Köşesinde daha çok cinsellikle ilgili yazılar yazdığı için eleştirilen Hürriyet Gazetesi yazarı Ayşe Arman, bugünkü (04.10.09) yazısında da cinselliği konu başlığı seçti. Arman, 4 yıllık evli olup eşiyle bu süre zarfında sadece 4 defa birlikte olan Elif Gersen adlı kadınla röportaj yaptı.

İşte Arman'ın köşesinde yer alan ilginç röportaj:

Kocam benimle neden sevişmiyor?

“Memleketimden Yatak Manzaraları” dizisi, bütün hızıyla devam ediyor. Huzurunuzda Elif Gersen... Elif Gersen, bana “evlilik ve seks” konusunda mail atan yüzlerce okurdan biri. 4 yıllık evlilikleri boyunca, eşiyle sadece 4 kere sevişmişler. Hikayenin gerisini zaten aşağıda okuyacaksınız, kafanızı şişirmeyeyim. Onu buldum ve röportaj yaptım. Çünkü istedim ki, en azından bir vakayı daha geniş, daha derinlemesine didikleyelim...

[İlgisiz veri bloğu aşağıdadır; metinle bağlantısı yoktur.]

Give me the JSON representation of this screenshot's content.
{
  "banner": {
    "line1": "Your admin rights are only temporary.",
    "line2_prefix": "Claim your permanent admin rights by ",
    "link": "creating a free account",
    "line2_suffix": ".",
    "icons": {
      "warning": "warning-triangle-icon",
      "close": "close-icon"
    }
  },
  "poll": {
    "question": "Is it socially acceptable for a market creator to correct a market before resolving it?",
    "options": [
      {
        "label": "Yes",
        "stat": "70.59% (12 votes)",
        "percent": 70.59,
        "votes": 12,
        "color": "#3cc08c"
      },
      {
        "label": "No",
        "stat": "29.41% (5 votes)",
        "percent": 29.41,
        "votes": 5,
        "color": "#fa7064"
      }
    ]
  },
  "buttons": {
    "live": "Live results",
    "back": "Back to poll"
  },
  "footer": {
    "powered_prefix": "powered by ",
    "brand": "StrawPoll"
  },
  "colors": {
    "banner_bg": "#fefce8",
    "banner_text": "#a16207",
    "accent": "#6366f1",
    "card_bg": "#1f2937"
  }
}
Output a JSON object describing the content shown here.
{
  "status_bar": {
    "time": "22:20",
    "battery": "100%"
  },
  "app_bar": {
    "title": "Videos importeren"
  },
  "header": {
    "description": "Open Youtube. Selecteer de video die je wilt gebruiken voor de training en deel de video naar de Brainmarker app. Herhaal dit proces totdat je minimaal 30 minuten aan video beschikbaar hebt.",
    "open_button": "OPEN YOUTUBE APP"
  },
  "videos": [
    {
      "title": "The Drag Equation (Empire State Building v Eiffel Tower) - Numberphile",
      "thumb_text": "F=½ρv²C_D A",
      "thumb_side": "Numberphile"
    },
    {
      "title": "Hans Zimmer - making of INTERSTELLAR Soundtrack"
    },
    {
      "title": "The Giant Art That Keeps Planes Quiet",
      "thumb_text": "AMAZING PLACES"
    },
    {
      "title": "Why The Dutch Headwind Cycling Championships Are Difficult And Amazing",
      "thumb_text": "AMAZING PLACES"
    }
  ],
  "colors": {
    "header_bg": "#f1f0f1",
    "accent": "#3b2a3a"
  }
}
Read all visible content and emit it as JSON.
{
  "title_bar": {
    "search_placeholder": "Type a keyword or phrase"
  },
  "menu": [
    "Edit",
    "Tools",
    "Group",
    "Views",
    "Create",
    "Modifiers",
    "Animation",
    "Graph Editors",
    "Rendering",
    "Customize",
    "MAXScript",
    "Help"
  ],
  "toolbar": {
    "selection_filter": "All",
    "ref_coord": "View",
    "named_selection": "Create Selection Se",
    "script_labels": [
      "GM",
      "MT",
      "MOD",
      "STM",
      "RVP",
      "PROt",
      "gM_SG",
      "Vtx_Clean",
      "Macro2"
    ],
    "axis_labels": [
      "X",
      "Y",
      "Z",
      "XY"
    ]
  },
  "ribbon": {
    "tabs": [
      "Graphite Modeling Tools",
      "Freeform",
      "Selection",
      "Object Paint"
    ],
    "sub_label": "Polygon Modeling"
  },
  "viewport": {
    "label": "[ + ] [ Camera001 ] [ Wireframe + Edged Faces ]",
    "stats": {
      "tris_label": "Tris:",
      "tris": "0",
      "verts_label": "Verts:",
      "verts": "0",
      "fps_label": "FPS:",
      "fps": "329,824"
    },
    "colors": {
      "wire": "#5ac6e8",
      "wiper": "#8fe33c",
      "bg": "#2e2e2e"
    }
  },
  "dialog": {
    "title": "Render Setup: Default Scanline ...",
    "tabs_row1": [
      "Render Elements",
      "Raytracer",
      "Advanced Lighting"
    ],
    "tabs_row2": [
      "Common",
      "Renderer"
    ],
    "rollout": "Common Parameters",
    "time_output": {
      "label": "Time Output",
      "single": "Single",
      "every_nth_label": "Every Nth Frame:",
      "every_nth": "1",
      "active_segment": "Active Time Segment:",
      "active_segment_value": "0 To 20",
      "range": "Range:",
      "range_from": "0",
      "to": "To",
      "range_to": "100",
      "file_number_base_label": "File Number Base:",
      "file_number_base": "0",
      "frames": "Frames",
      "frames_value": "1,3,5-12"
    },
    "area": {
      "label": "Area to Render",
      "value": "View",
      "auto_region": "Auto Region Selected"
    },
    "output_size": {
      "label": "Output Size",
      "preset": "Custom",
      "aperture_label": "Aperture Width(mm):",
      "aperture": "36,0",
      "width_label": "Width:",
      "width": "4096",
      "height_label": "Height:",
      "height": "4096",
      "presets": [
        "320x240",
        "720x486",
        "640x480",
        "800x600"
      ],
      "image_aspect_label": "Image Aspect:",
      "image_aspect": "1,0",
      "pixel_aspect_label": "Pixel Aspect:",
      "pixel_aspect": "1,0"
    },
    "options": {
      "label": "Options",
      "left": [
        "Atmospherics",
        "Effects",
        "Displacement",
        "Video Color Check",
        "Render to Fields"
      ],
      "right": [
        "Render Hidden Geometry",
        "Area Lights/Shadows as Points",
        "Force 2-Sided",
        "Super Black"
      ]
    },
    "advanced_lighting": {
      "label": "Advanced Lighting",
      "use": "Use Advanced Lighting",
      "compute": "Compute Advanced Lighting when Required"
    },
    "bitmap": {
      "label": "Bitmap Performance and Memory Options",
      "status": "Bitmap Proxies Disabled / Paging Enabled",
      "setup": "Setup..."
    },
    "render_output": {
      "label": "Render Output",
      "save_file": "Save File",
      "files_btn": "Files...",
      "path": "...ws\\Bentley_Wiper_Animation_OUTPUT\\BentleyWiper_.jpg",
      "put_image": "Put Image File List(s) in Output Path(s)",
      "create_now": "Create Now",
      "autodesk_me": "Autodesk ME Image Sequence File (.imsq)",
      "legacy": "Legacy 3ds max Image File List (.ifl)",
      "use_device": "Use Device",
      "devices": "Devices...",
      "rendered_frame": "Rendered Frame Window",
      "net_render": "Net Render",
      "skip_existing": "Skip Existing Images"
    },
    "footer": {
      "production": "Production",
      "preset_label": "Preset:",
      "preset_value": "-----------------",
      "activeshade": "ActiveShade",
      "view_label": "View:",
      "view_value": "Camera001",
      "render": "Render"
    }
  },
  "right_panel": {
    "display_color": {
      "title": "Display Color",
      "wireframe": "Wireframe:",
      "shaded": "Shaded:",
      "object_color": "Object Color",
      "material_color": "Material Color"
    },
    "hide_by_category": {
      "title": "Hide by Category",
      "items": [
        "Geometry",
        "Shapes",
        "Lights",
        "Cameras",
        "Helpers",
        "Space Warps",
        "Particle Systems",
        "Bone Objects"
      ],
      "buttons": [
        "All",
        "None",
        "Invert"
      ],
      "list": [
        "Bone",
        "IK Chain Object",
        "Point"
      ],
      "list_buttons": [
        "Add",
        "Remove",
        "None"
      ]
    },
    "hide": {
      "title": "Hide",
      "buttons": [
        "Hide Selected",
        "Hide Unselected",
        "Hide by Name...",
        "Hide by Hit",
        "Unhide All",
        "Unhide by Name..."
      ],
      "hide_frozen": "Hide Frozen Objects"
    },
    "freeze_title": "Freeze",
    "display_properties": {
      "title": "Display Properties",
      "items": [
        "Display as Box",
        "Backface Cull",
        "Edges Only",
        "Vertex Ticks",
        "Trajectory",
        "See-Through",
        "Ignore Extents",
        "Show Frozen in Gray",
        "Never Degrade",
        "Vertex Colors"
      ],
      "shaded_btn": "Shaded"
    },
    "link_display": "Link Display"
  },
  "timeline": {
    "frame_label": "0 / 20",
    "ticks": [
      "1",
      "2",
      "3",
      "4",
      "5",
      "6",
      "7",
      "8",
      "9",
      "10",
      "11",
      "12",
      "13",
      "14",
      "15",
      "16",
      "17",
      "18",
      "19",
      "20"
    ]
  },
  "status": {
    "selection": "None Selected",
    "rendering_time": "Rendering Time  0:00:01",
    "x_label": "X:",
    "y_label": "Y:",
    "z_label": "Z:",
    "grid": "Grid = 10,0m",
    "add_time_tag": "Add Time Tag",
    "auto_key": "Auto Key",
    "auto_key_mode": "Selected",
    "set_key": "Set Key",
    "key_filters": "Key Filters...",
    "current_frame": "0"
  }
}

Gersen’in anlattıklarını, psikiyatri profesörü Doğan Şahin değerlendirdi. Şahin, tabii ki bunu sadece bu röportajı okuyarak yapmadı, Gersen’e yanıtlaması için yüzlerce soru yolladı. Bu arada pek çok uzman, evlilik ve seks konusunda görüşlerini beyan etmek istedi. Eğer bu gazetenin diğer sayfalarını da işgal edebilseydim, bayılarak onlara da yer vermek isterdim. Ama yer yok. Hepsinden birkaç paragraf koyunca da, yüzeysel olacaktı. O yüzden bir kişiyle derinlemesine bu meseleyi tartışmayı tercih ettim. O bir kişi de Profesör Doğan Şahin... Cinsel Eğitim ve Araştırma Derneği (CETAD) Yönetim Kurulu Üyesi ve Genel Sekreteri. 1991’den beri cinsel sorunlar alanında çalışıyor. İhtisas süresi içinde, cinsel kimlik sorunları, eşcinsellik, cinsel işlev bozuklukları alanlarında bireysel ve grup terapileri yürüttü. Cinsellik alanında 40 civarında ulusal-uluslararası sunum ve yayını buluyor. Bu kadar akademik olup, bir şeyi hepimizin anlayabileceği gibi anlatan çok az adam gördüm. Kendisi yeni kahramanım! Bayıldım anlattıklarına. Sizi şimdi uyarıyorum günlerce devam edecek...

Elif Gersen kimdir?

1973 İzmir doğumlu. Ankara’da yaşıyor. İç Mimar. Orta öğretimini yurtdışında yapmış, 3 dil biliyor. 1 kardeşi var. Annesi-babası doktor. Yıllar önce boşanmışlar. Kocası 1975 doğumlu. Yüksek Elektrik Mühendisi. 1 kardeşi var. Annesi-babası emekli öğretmen. Evliler.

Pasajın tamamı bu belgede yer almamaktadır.